Autonomous Vehicle Lane Detection Software

I undertook this project to strengthen my C++ and to gain a deeper understanding of the difficulties of implementing autonomous capabilities. An application was designed following the model-view-controller architecture to enable multiple autonomous vehicle algorithms to be simulated in different views and to allow the input parameters to be altered in run time e.g. adaptive threshold parameters, coordinates for inverse perspective mapping, number of sample points etc. The code will run slower due to the MVC architecture.

Lane Detection

The lane detection algorithm utilises image enhancement techniques including temporal blurring and inverse perspective mapping before splitting the image into two halves for further processing. Instances of the LaneDetector class are then created for each image in order to detect the lane markers. An adaptive threshold is then used to detect the edges within each image. The LineFinder class is then used to detect lines using both the Hough Transform and Probabilistic Hough Transform. Any lines which do not resemble lane markers are removed (incorrect orientation etc). A bitwise AND operation of the two results is then used to combine the results for optimal line selection. The Hough Transform function within the LineFinder class is then used to detect the 10 most probable lines within the resulting image.

The image is then sampled along it’s height and linear least squares regression is used to calculate the best fit line for the lane marker. The lines rho (distance from the coordinate origin) and theta (the line rotation angle in radians) are then calculated.

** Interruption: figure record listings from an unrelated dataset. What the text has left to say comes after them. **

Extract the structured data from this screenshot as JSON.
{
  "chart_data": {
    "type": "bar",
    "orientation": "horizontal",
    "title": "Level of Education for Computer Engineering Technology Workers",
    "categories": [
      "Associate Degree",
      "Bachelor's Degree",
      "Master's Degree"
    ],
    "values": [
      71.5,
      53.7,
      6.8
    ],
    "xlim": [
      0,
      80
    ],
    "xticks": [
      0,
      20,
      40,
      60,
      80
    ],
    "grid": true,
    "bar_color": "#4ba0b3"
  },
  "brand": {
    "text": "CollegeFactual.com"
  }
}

Two instances of the LaneTracker class are then created in order to track the lane marker in each image. The line parameters (rho, theta) are used as inputs to the Kalman Filter. If no best fit line is detected then the Kalman Filter predicts the parameters.

Vehicle Detection

The vehicle detection algorithm utilises a Haar Cascade which is trained using an MIT vehicle dataset. The input frame is converted to grayscale before undergoing histogram equalisation. Objects of different sizes are then detected using the Haar Cascade and stored in a list of rectangles. The detected cars are then marked on the output image.